Key Considerations When Choosing a Funding Source
To select the most appropriate funding source, consider the following:
- Interrelationship between Investment and Financing: Maintain a correlation that preserves the company’s financial equilibrium.
- Cost of Funding: Every funding source has associated costs.
- Consequences for Owners: The type of financing affects the benefits shared among the company owners, especially when using external funds.
Classification of Funding
Funding can be classified as follows:
- Self-Financing: Resources belonging to the company owners.
- External Funding: Funds from external sources.
- Internal Financing: Funds generated by business activity.
- Permanent Resources: Resources that make up the fixed passive.
- Short-Term Resources: Resources that comprise short-term liabilities.
Self-Financing Explained
Self-financing, or internal financing, consists of funds generated by the company and allocated to expansion or maintenance of its activities. During a financial period, the company generates cash from two primary sources:
- Profits obtained during the exercise.
- Amortization expenses incurred (depreciation), which do not require immediate payment.
Depreciation represents the wear and tear valuation of physical capital.
Cash Flow = Result of the Year + Depreciation
Undistributed Profit = Profit for the Year – Dividends – Allocations to Reserves
Self-Enrichment
Self-enrichment consists of gains that have not been distributed among the company’s partners, aimed at enlarging the company’s overall profits. These are known as reserves, and there are several types:
- Legal Reserve: Company Law stipulates that companies must allocate 10% of their profits to a legal reserve until it reaches 20% of their share capital.
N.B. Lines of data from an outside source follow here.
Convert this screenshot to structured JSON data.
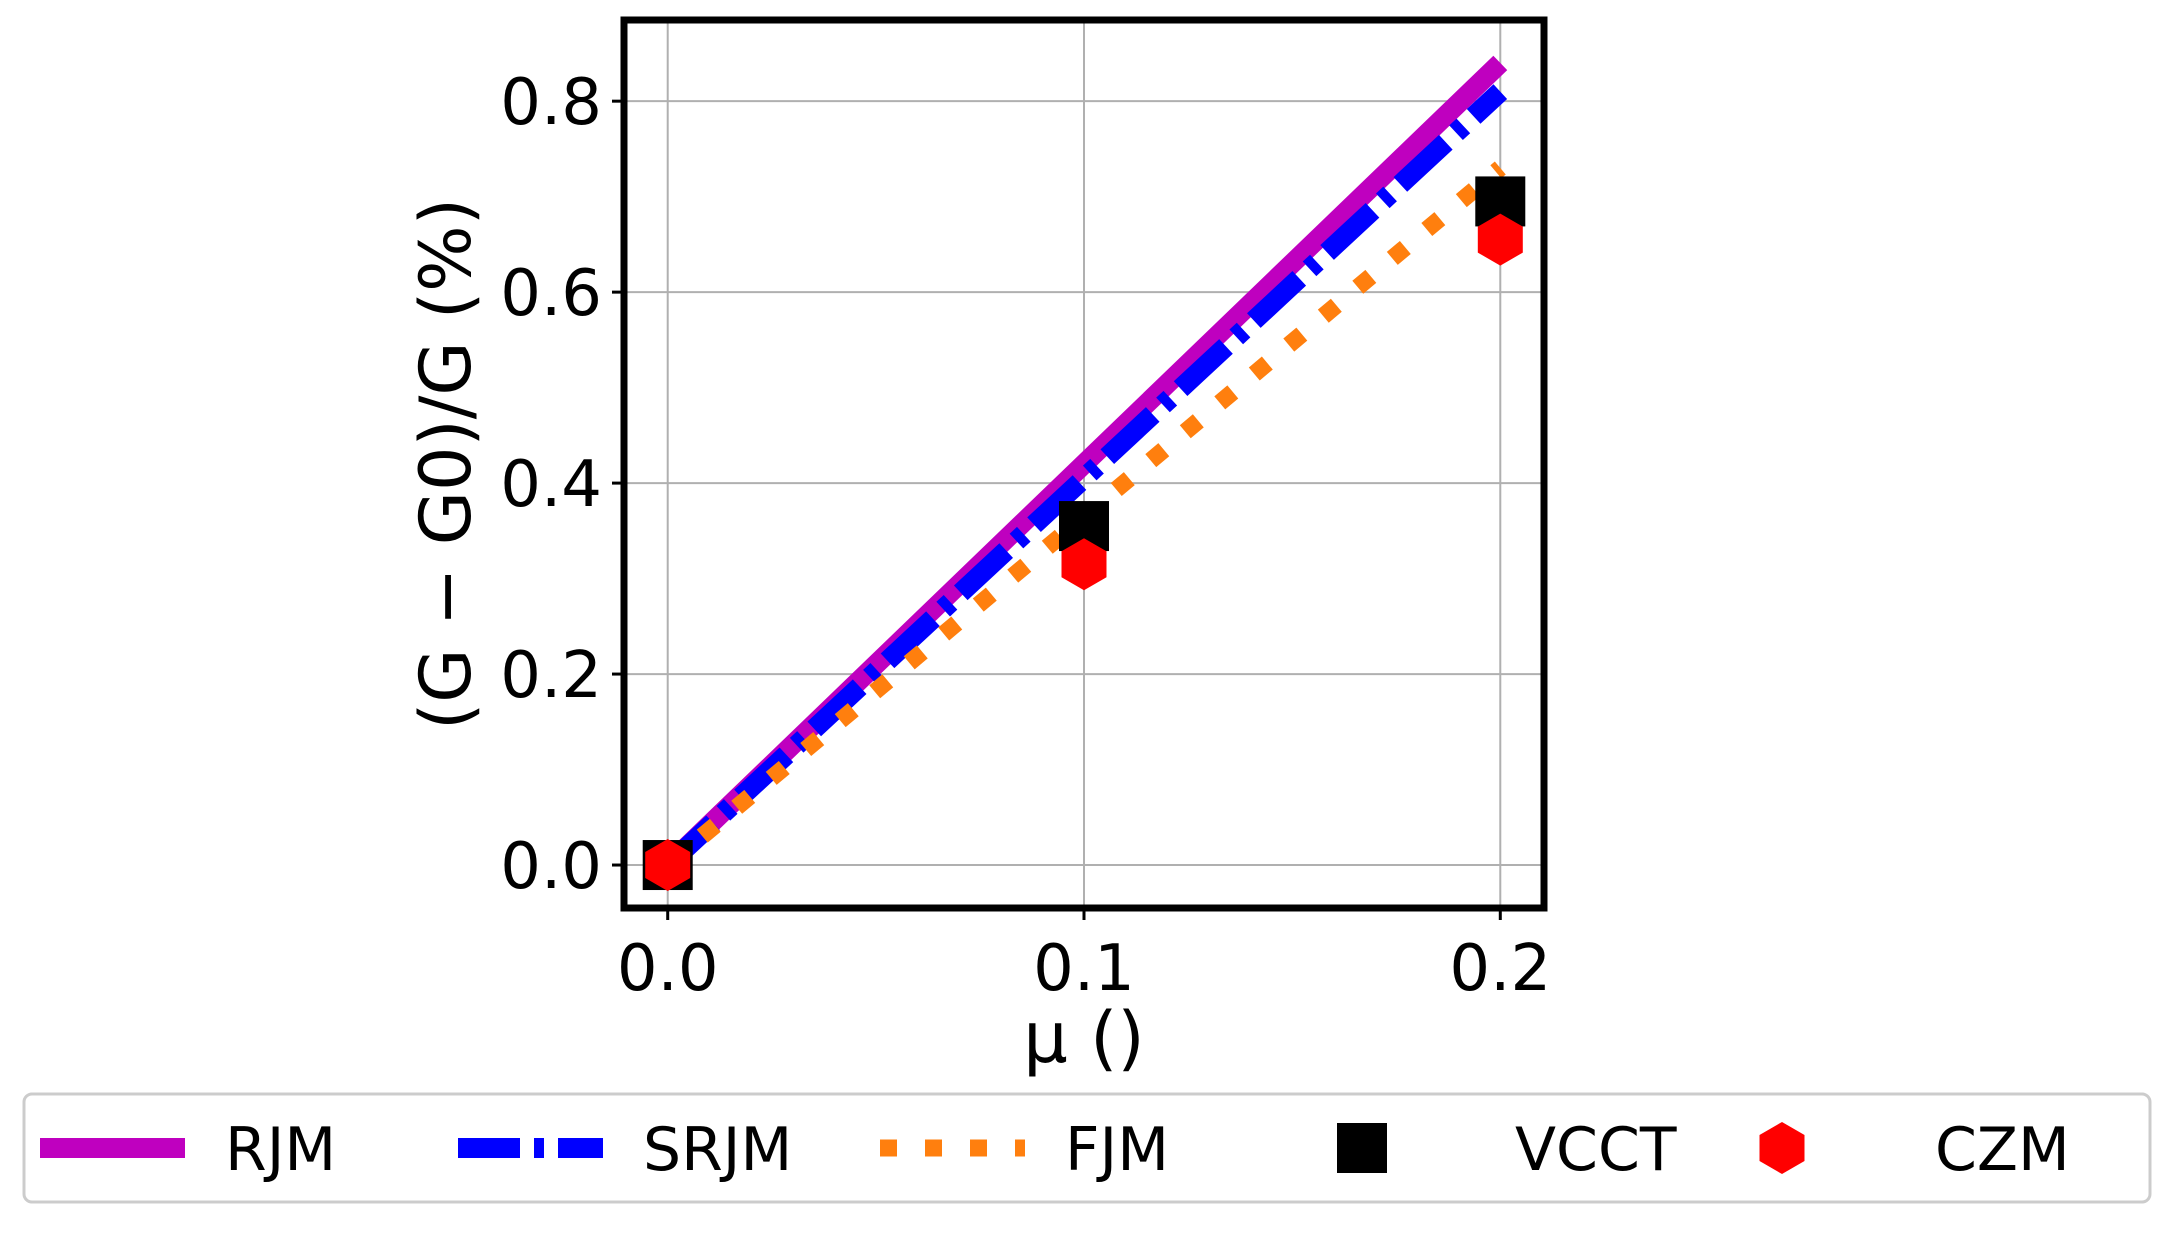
{
  "chart_data": {
    "type": "line",
    "xlabel": "μ ()",
    "ylabel": "(G − G0)/G (%)",
    "xlim": [
      -0.0105,
      0.2105
    ],
    "ylim": [
      -0.045,
      0.885
    ],
    "xticks": [
      0.0,
      0.1,
      0.2
    ],
    "xtick_labels": [
      "0.0",
      "0.1",
      "0.2"
    ],
    "yticks": [
      0.0,
      0.2,
      0.4,
      0.6,
      0.8
    ],
    "ytick_labels": [
      "0.0",
      "0.2",
      "0.4",
      "0.6",
      "0.8"
    ],
    "grid": true,
    "legend_position": "bottom",
    "series": [
      {
        "name": "RJM",
        "kind": "line",
        "style": "solid",
        "color": "#bf00bf",
        "x": [
          0.0,
          0.2
        ],
        "y": [
          0.0,
          0.84
        ]
      },
      {
        "name": "SRJM",
        "kind": "line",
        "style": "dashdot",
        "color": "#0000ff",
        "x": [
          0.0,
          0.2
        ],
        "y": [
          0.0,
          0.81
        ]
      },
      {
        "name": "FJM",
        "kind": "line",
        "style": "dotted",
        "color": "#ff7f0e",
        "x": [
          0.0,
          0.2
        ],
        "y": [
          0.0,
          0.73
        ]
      },
      {
        "name": "VCCT",
        "kind": "marker",
        "marker": "square",
        "color": "#000000",
        "x": [
          0.0,
          0.1,
          0.2
        ],
        "y": [
          0.0,
          0.355,
          0.695
        ]
      },
      {
        "name": "CZM",
        "kind": "marker",
        "marker": "hexagon",
        "color": "#ff0000",
        "x": [
          0.0,
          0.1,
          0.2
        ],
        "y": [
          0.0,
          0.315,
          0.655
        ]
      }
    ]
  }
}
- Statutory Reserve: Established by the company’s own statutes.
- Voluntary Reserve: Delivery is made by the company.
- Premium Reserve: Occurs when shares are issued for a price higher than their nominal value.
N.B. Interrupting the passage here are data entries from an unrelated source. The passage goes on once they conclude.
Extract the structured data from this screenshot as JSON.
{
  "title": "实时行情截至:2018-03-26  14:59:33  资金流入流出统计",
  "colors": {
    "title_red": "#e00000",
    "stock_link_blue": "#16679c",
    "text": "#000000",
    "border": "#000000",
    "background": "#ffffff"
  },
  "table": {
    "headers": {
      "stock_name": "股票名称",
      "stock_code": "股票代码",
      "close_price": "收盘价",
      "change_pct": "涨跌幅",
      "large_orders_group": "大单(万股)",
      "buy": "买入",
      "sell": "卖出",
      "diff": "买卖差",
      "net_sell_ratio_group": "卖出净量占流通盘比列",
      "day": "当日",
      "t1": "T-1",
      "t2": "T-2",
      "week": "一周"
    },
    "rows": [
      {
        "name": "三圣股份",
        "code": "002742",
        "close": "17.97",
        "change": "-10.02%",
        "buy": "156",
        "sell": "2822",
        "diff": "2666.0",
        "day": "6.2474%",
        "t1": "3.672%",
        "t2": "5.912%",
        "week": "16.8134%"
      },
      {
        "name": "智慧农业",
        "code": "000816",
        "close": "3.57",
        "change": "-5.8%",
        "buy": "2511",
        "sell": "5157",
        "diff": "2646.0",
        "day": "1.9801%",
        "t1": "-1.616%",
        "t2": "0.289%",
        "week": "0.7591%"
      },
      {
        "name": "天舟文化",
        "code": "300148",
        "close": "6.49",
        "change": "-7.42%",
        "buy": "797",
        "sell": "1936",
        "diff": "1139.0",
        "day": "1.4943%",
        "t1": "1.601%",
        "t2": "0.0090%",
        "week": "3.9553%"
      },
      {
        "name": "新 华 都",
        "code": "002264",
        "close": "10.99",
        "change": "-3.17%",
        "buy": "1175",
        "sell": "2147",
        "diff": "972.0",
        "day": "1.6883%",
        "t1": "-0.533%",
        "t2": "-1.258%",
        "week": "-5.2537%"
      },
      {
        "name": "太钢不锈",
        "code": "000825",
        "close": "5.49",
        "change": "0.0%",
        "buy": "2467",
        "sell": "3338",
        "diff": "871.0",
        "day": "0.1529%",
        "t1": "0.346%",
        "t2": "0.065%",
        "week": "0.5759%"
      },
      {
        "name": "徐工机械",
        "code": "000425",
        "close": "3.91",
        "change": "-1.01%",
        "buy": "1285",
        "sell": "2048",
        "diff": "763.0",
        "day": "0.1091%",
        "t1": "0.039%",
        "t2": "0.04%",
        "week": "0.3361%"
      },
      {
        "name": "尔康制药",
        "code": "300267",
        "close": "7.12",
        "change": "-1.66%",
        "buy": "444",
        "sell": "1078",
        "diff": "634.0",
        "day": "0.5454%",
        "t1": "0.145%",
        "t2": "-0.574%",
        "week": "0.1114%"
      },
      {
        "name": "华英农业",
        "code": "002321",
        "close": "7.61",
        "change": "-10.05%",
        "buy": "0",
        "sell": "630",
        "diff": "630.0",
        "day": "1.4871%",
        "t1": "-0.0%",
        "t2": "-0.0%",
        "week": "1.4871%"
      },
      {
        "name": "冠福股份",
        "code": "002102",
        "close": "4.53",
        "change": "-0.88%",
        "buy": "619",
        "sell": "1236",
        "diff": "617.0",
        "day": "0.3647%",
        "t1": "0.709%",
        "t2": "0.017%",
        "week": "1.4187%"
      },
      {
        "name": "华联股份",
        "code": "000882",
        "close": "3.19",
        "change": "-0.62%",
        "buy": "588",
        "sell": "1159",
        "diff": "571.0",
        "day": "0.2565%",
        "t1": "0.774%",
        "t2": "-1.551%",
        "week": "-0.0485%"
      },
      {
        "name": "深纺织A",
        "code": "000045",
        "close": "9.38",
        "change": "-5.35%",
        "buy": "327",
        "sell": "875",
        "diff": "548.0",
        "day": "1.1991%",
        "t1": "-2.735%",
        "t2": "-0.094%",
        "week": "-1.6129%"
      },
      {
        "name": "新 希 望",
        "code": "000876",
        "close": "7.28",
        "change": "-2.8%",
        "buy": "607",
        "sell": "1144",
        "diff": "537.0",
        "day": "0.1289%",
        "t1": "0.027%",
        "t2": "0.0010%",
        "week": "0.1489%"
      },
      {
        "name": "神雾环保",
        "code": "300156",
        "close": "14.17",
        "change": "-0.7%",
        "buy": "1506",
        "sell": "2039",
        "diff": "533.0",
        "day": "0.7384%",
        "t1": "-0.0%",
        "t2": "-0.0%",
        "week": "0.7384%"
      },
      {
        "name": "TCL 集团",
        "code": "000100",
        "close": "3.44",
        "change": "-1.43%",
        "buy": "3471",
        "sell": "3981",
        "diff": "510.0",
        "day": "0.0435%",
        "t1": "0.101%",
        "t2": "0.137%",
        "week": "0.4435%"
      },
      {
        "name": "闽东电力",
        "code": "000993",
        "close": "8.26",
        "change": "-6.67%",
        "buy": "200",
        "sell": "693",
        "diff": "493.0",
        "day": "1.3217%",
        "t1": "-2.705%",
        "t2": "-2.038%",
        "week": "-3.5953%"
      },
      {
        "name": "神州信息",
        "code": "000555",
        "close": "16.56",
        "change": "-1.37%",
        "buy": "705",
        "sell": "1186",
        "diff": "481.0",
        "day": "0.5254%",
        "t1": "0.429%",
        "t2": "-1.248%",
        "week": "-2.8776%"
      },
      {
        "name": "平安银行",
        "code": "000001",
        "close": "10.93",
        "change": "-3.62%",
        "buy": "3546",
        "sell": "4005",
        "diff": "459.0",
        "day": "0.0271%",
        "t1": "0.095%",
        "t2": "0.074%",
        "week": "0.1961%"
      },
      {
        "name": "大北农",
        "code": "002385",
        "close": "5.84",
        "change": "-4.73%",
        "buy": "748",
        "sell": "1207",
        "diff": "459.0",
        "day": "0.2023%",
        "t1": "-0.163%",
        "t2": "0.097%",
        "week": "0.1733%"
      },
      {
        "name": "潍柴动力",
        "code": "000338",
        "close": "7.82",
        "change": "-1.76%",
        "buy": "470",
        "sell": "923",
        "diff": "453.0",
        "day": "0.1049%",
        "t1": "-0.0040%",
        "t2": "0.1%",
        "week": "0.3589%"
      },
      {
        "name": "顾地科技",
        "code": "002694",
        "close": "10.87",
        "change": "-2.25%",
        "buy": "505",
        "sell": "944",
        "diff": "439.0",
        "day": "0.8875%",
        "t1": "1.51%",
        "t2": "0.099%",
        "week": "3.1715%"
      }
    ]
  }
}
Advantages and Disadvantages of Self-Financing
Advantages:
- Greater autonomy and stability as the company does not depend on external resources and has no explicit cost.
- Positive tax effect, as maintaining self-financing reduces profit and therefore tax savings.
- Essential for small and medium-sized companies that face difficulties in obtaining external financing.
- Stimulates investment as part of the profits will go to consumers while those not share invested in the company.
Disadvantages:
- The absence of an explicit price for self-financing resources can lead to unprofitable investments if the opportunity cost is not adequately considered.
- In companies like SAs, a disconnect between management and property can lead to overuse of self-financing.
- Very few self dividends will be distributed among shareholders which will be affected to.
- If few dividends are allocated, the stock prices of companies in the secondary market may decrease.